For more information on cross-compiling, see Specifying Target Machine and Compiler Version in the gcc manual, and the gcc installation guide.

distcc Internals Protocol

distcc uses a simple, application-specific protocol running directly over a TCP socket. A new request socket is opened for each job.

The request and response begin with a magic number and version number, allowing incompatible versions or misconfigurations to be identified. At the moment there is only one deployed protocol version, and no attempt to support backward or forward compatibility, though this could be added in the future.

The request and response consist of tagged, length-preceded elements. Each element of the request contains a four-character ASCII token, an eight-digit ASCII hexadecimal length or value, and, depending on the tag, a byte stream whose length is determined by the hexadecimal field.

The complete request is sent to the server before the reply begins. Opening the TCP socket is performed concurrently with execution of the preprocessor on the client.

The request from the client contains Magic number and version Compiler command line Preprocessed source code

The response from the server contains Magic number and version Compiler exit code & status Compiler error messages Compiler stdout Object file (if any)
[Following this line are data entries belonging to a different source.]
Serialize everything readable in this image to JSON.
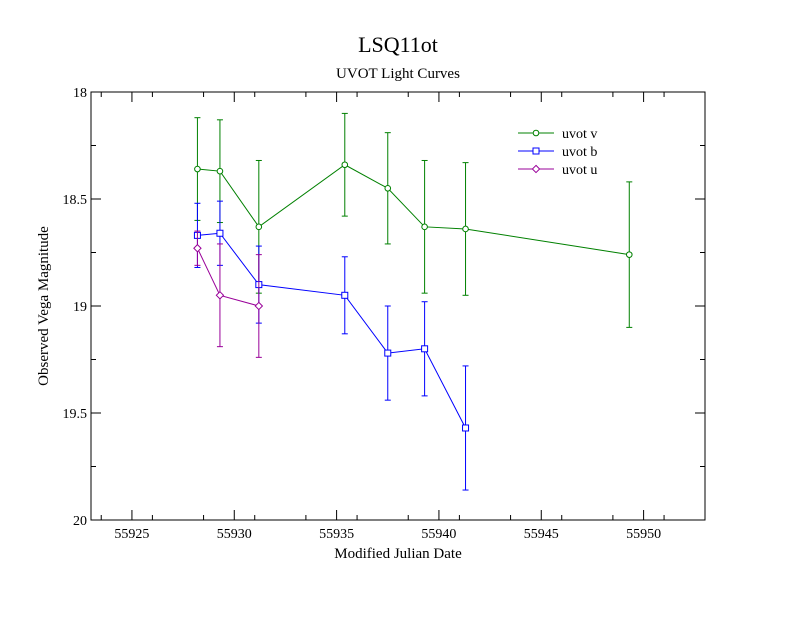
{
  "chart_data": {
    "type": "scatter",
    "title": "LSQ11ot",
    "subtitle": "UVOT Light Curves",
    "xlabel": "Modified Julian Date",
    "ylabel": "Observed Vega Magnitude",
    "xlim": [
      55923,
      55953
    ],
    "ylim": [
      20,
      18
    ],
    "y_inverted": true,
    "x_ticks": [
      55925,
      55930,
      55935,
      55940,
      55945,
      55950
    ],
    "x_tick_labels": [
      "55925",
      "55930",
      "55935",
      "55940",
      "55945",
      "55950"
    ],
    "y_ticks": [
      18,
      18.5,
      19,
      19.5,
      20
    ],
    "y_tick_labels": [
      "18",
      "18.5",
      "19",
      "19.5",
      "20"
    ],
    "grid": false,
    "legend_position": "top-right",
    "series": [
      {
        "name": "uvot v",
        "color": "#008000",
        "marker": "circle",
        "x": [
          55928.2,
          55929.3,
          55931.2,
          55935.4,
          55937.5,
          55939.3,
          55941.3,
          55949.3
        ],
        "y": [
          18.36,
          18.37,
          18.63,
          18.34,
          18.45,
          18.63,
          18.64,
          18.76
        ],
        "err": [
          0.24,
          0.24,
          0.31,
          0.24,
          0.26,
          0.31,
          0.31,
          0.34
        ]
      },
      {
        "name": "uvot b",
        "color": "#0000ff",
        "marker": "square",
        "x": [
          55928.2,
          55929.3,
          55931.2,
          55935.4,
          55937.5,
          55939.3,
          55941.3
        ],
        "y": [
          18.67,
          18.66,
          18.9,
          18.95,
          19.22,
          19.2,
          19.57
        ],
        "err": [
          0.15,
          0.15,
          0.18,
          0.18,
          0.22,
          0.22,
          0.29
        ]
      },
      {
        "name": "uvot u",
        "color": "#990099",
        "marker": "diamond",
        "x": [
          55928.2,
          55929.3,
          55931.2
        ],
        "y": [
          18.73,
          18.95,
          19.0
        ],
        "err": [
          0.08,
          0.24,
          0.24
        ]
      }
    ]
  }
}
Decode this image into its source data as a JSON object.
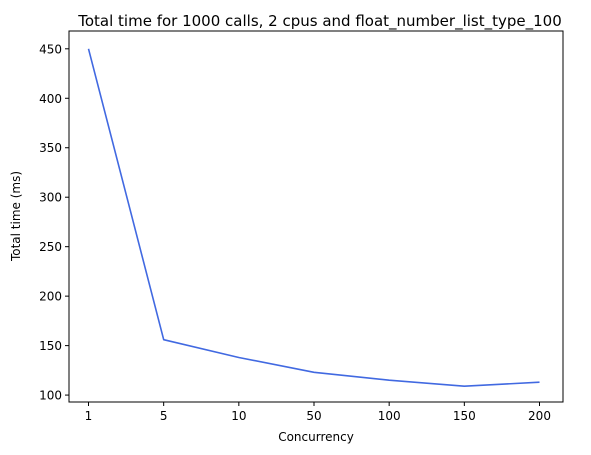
{
  "chart_data": {
    "type": "line",
    "title": "Total time for 1000 calls, 2 cpus and float_number_list_type_100",
    "xlabel": "Concurrency",
    "ylabel": "Total time (ms)",
    "categories": [
      "1",
      "5",
      "10",
      "50",
      "100",
      "150",
      "200"
    ],
    "series": [
      {
        "values": [
          450,
          156,
          138,
          123,
          115,
          109,
          113
        ],
        "color": "#4169e1"
      }
    ],
    "yticks": [
      100,
      150,
      200,
      250,
      300,
      350,
      400,
      450
    ],
    "ylim": [
      93,
      468
    ],
    "grid": false,
    "legend": "none"
  }
}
Consult the source for more information.

Working files

distcc stores working files in a subdirectory of /tmp. These include synchronization files, and compiler input/output temporary files.

Temporary files should normally be cleaned up when the program exits. If distcc misbehaves, these files may be useful in tracking down the cause. Any that remain can be removed by the system's temporary file reaper, or by hand.

Lock files

distcc uses lock files to allow each client to balance its jobs across available volunteer machines. For each volunteer host, a zero-length file is created. Clients using that volunteer hold a flock lock on the file while running.